За полотном – проснулись, и настроение у них, судя по этому поступку, было не очень миролюбиво. Не только долина, но и многое другое прояснилось! Ничего не говоря, не сзывая друг друга, мы собрались вместе, словно нас толкнуло на это "вече", как ту несчастную лошадь, некое подсознание; мы впервые были все рядом, никто не обмолвился ни единым словом, мы все еще ждали – очень хотелось жить, и мы ждали. Кто-то временами уходил к углу маленького амбара взглянуть в лощину и, вернувшись, становился рядом, словно не уходил, не смотрел. Первый раз мы видели близко и открыто лица друг друга. И хотя все мы были из одного батальона – одно подразделение, но не помню, чтобы мы знали фамилии один другого или имя. Мы не знали, кто мы, откуда, но знали и видели одно – мы родные, свои, как и те, что лежали вокруг нас. Теперь неожиданно по-новому встречали друг друга глазами, не стесняясь, не гоня эти встречи и не объясняя их. Мы знакомились, задавали, должно быть, вопросы и, наверное, отвечали на них: немо, без слов, беззвучно. Всякий звук отвлек бы нас от этого необходимого, первого и последнего общения.
Смотрели прямо, просто. Четверо голодных, страшных, истерзанных, загнанных (проситс слово – "прекрасных" – да так оно, наверное, и было) человека стояли, смотрели и молчали. Было ли то общим пониманием, вздохом, признательностью, теплотой ли – не знаю и не узнаю никогда; отрешенность тех минут растворилась в беззвучном разговоре надорванных сердец. И уж не пригибаясь, не высовываясь, не прячась, ничего никому не доказывая и не крича, просто бродили по двору то все вместе группой, то кто-то отходил опять, чтобы через какое-то врем сойтись вместе.
Прошло часа два, что происходило в эти долгие и страшные часы пустоты, припомнить не могу, должно быть, ничего такого, что принесло бы нам хоть какую-нибудь надежду, но мы все еще ждали, чтоб ни в коем случае не шли с одной стороны, а если шли, то только быстрее – сейчас, и обязательно, во что бы то ни стало пришли наконец с другой, и тоже было бы невероятно, но хорошо, чтоб побыстрее.

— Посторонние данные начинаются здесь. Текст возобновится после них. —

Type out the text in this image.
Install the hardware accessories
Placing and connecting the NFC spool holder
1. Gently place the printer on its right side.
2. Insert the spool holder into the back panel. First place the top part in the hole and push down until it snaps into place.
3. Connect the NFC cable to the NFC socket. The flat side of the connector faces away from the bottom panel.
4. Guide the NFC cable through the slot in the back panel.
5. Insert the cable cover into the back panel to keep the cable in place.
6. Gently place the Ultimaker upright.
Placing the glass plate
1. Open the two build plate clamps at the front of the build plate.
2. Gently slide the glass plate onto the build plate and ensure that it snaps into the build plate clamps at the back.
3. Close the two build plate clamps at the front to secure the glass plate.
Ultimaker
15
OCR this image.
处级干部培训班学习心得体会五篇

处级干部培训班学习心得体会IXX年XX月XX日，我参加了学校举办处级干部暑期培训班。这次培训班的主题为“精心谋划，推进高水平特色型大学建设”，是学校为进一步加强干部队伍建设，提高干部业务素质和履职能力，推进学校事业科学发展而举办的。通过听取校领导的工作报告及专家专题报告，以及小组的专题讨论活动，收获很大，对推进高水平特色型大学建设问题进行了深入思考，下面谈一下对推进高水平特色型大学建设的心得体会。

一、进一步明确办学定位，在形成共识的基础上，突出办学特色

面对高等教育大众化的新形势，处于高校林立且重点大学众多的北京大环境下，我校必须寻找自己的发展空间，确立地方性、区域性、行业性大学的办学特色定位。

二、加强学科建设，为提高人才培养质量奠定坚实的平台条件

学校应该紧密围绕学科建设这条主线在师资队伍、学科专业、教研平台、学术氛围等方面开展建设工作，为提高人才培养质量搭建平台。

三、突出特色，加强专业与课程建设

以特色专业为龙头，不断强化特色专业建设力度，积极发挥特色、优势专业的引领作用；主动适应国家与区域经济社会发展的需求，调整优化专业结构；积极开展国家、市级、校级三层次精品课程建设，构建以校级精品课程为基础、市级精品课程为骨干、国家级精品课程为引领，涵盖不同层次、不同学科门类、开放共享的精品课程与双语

Но, исчерпав терпение все, видя, что мы перестали, маясь, бродить по двору – стоим и смотрим в его сторону, наш старшой сказал (это были единственные слова, прозвучавшие здесь за эти часы):
– Ну, что же… видно, не придут.
Каждый к этому времени знал, чтоЂ он связывал с ожиданием, и было непросто отказаться от тех прекрасных надежд, однако сделать это было необходимо хотя бы для того, чтобы избавиться от тяжести ожидания, и стало, может быть, не легче, но, как казалось – проще, яснее. Теперь мы были готовы совсем и если прислушивались, то лишь к тому неизменному в нас самих, великому, что вело и то обезумевшее несчастное животное, когда оно ползло в кювет.
Какое неуравновешенное, во многом непонятное существо – человек: то единение ему необходимо, то, напротив, разбредясь по двору, каждый теперь хотел быть только один и знал, что все вместе соберемся, лишь когда пойдут те, другие, а в общем-то, такие же несчастные – из-за полотна, ну, что ж, теперь уже недолго.
Невыносимый страшный холод охватывал все существо, душила тоска.
Быстро иду в глубь двора, почему – не знаю, может быть, с тем, чтоб минутою позже с пустым устремлением нестись обратно в неосознанной надежде, должно быть, найти свой "кювет".